Other temples which need to be preserved include Ghanteshwar Mahadev Shivalaya, built during Bahadur Shah Zafar’s time but the temple is built over a Shiva lingam that is probably the oldest in Delhi, say scholars, and it might be the same ‘Visvesara Lingam of Vidyapura’ mentioned in the Saubhare Samhita and the Padma Purana, say Safvi and Dalrymple. Certainly, says the latter, this Shaivite locality of Katra Neel was known as Vidyapura before Shahjahanabad was built.
Then there’s Khunnji Shivalaya built during the reign of Akbar Shah II, Baba Lala Jasrai Shivalaya in the same period and as the priest says the marble was brought from Red Fort, given either by the King or by a devotee; Charan Das ki Baghichi and more. The Shaivite temples were designed to be built in Shahjahanabad in enclosed walled gardens and in grand havelis too, but today, many of them have been encroached and only the Shivalayas remain with the gardens all but vanished.
The most fascinating for Safvi is also the Ladliji Ka Mandir, one of Delhi’s main Radha temples. It’s also alluring to Muslim devotees of Krishna – like Safvi. She explains the meaning of this as we climb up the steps to the temple and its courtyard haveli. Muslim Krishna devotees believe in the Hadith, sayings of the Prophet, which mentions that Allah sent 124,000 prophets to Earth and that Ram and Krishna were two of them. This is popular among the Muslim community in the Doab region, writes Dalrymple in his Instagram post on the temple.
The temple dates back to the reign of Emperor Ahmad Shah Bahadur, in 1756, and was built by Naval Goswami Pradyumanji, whose 10th generation descendants still live in a barely glued together house around the courtyard garden of the temple. Seema Goswami, the daughter-in-law is excited as the family, along with friends, prepares for the anointing of the special day, Flower Shringar of Krishna and Radha. Safvi says Krishna is a symbol of love and is a metaphor for love both in the Sufi and Bhakti traditions.
As jasmine flowers are threaded on leaves from the banyan tree, to leaf garlands and intricate petals interspersed on the flower jewellery to be adorned by the idols in the evening, Goswami invites us for the bhog (religious meal offering).
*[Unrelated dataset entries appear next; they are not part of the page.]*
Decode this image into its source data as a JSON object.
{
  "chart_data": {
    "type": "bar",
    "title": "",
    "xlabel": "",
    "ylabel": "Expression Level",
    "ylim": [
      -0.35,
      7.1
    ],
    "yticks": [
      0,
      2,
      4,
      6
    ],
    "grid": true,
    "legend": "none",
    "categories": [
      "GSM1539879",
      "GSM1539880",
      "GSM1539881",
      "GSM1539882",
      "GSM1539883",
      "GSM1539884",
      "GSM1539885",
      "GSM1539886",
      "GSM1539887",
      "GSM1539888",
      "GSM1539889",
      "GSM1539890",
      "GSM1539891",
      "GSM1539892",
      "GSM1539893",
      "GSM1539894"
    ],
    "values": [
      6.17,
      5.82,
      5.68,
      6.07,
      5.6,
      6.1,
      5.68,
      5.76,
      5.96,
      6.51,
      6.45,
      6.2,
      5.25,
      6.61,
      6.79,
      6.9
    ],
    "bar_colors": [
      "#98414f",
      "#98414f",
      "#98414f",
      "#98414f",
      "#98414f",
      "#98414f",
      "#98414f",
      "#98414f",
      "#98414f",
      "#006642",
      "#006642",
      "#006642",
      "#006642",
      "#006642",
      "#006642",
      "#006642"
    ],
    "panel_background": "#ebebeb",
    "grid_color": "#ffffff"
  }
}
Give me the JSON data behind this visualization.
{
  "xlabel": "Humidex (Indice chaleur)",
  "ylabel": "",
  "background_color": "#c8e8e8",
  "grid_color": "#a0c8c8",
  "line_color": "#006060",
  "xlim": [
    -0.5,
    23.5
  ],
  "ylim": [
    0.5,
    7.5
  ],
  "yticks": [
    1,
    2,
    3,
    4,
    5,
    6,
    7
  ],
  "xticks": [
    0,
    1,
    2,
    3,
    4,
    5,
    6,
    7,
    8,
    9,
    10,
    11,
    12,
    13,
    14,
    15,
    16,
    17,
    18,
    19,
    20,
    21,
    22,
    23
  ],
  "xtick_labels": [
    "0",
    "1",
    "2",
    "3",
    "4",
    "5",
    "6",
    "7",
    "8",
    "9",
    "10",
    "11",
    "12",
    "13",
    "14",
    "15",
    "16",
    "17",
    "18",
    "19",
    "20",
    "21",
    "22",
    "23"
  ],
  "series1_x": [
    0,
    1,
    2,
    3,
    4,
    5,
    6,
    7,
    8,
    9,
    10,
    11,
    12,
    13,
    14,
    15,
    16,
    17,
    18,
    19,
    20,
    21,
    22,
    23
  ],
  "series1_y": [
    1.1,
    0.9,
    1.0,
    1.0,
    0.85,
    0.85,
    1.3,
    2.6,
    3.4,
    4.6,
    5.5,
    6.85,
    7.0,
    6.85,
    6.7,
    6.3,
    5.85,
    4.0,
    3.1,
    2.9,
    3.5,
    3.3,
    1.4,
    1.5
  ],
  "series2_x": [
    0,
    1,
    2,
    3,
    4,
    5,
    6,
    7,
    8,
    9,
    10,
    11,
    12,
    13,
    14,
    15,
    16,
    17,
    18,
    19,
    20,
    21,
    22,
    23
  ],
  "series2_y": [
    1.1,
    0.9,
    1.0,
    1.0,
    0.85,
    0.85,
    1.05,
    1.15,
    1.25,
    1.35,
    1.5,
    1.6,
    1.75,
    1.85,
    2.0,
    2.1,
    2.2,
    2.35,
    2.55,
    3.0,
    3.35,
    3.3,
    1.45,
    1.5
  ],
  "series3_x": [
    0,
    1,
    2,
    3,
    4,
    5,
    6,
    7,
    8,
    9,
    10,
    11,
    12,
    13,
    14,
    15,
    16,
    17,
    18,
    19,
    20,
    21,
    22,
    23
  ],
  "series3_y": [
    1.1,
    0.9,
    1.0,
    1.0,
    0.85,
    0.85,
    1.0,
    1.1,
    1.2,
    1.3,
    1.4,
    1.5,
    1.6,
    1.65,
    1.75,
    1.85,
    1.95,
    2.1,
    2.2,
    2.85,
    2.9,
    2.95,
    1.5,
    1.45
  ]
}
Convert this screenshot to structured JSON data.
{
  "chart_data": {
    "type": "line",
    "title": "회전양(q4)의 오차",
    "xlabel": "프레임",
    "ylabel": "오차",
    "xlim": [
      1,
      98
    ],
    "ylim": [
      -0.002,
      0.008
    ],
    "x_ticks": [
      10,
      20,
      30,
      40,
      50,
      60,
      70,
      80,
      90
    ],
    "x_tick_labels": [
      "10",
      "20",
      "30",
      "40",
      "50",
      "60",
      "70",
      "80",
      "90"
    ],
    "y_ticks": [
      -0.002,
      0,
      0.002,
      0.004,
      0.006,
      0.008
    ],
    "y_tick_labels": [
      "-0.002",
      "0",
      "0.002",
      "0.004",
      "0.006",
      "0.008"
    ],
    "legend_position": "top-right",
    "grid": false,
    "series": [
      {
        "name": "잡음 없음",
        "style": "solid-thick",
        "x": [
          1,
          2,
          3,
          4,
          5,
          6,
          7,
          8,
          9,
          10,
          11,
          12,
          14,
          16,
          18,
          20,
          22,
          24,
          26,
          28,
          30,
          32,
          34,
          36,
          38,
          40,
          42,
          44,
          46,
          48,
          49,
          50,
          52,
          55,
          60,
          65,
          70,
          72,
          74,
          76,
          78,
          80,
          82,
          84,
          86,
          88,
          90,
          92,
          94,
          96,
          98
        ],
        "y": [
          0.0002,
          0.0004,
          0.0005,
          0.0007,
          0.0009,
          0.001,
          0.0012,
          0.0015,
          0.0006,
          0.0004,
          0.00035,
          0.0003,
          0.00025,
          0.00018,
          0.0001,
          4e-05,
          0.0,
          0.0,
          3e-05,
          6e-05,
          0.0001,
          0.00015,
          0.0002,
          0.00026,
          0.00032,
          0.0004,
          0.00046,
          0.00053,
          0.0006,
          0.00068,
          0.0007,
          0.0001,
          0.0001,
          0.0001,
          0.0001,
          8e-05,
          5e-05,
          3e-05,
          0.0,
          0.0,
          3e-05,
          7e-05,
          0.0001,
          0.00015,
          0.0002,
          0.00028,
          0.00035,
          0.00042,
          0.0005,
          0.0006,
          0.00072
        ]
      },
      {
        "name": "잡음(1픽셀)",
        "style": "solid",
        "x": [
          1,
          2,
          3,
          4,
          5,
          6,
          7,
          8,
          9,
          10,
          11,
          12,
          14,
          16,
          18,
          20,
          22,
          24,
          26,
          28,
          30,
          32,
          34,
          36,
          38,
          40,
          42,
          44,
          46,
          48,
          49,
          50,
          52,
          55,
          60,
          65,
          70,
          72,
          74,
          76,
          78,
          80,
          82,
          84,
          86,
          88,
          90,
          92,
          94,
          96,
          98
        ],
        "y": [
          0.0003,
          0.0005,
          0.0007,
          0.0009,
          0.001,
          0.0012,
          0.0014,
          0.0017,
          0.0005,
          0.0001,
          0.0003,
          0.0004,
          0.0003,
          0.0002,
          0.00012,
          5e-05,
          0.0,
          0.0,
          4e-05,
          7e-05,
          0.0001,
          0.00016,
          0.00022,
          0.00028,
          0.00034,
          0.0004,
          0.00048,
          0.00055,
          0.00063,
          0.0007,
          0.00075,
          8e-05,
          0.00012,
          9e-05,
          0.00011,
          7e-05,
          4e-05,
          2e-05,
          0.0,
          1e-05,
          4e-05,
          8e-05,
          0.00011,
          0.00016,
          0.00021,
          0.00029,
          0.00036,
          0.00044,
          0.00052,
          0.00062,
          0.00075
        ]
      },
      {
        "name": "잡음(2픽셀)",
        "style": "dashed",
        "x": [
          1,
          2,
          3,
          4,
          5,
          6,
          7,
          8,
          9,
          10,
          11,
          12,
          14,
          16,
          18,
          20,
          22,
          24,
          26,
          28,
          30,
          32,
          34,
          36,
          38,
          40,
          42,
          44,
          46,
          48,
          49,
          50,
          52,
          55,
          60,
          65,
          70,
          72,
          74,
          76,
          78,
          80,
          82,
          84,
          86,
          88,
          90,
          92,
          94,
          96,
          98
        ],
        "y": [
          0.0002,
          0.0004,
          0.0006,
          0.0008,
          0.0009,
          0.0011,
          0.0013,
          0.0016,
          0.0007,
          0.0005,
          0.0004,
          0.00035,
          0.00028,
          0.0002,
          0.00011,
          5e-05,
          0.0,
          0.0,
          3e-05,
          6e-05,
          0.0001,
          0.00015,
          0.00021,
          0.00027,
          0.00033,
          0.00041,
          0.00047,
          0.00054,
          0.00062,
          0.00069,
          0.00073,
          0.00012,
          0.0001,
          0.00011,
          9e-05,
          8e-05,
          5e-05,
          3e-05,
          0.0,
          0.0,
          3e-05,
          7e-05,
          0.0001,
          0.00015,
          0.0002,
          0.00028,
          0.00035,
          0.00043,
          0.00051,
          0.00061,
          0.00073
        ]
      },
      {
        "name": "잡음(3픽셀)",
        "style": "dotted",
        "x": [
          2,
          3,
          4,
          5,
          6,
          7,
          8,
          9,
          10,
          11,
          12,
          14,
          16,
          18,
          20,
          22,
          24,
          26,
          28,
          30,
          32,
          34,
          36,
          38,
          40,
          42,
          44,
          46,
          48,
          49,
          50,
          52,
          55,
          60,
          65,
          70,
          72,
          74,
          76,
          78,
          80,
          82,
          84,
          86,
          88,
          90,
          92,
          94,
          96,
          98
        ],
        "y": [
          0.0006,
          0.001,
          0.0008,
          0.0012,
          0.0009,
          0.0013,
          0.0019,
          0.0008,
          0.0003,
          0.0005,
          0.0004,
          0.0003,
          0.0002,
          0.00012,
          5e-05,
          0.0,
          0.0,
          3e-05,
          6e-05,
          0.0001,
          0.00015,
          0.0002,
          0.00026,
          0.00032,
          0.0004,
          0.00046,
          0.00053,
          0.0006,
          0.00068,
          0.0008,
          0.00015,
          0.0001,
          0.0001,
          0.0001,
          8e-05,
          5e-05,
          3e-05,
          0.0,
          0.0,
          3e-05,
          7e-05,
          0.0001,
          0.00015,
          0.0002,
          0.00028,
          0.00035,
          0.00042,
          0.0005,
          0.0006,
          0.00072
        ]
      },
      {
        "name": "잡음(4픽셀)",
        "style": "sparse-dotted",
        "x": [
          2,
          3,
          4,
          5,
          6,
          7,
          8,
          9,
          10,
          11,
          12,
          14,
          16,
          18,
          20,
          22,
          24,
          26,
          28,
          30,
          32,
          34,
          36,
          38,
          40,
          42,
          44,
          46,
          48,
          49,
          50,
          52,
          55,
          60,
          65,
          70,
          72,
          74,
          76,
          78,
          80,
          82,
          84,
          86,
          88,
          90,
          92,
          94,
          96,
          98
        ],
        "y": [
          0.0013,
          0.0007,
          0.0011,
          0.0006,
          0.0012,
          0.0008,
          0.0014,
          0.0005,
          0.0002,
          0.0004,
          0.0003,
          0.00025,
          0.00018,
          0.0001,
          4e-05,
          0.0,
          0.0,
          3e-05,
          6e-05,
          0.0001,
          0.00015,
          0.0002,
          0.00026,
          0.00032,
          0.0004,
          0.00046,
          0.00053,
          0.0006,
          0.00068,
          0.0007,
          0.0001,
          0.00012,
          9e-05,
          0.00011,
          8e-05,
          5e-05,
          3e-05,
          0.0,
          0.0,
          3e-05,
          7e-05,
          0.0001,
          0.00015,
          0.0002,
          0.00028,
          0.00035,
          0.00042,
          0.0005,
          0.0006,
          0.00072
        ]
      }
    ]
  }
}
As Safvi talks about her book and matter of factly drops that she is a Muslim, it barely gets a shrug from the boys and girls making the flower jewellery. The bhog is served on a patravali or a dry leaf plate and consists of besan puri, arbi, bhindi, pakora, dahiwale pakora, panna and kheer. Seema is thrilled to serve the bhog to us, the guests. “We’ve been carrying this tradition for over 300 hundred years, and it’s our pride that we can still serve the gods,” she says.
As the excitement bubbles in the quarter in the near-ruin Goswami haveli, even as parts of the temple have fallen, its paintings faded, and newer concrete structures and steel bars shut the main temple, the Goswami heirs carry on the noble and syncretic culture of Shahjahanabad – a fusion of Hindu, Muslim, Jain intermingling in culture, communities, and localities – all “keepers of history” as Safvi describes them.
It’s indeed an elegant, nonchalant and traditional resistance to the battle cry of xenophobic Hindutva.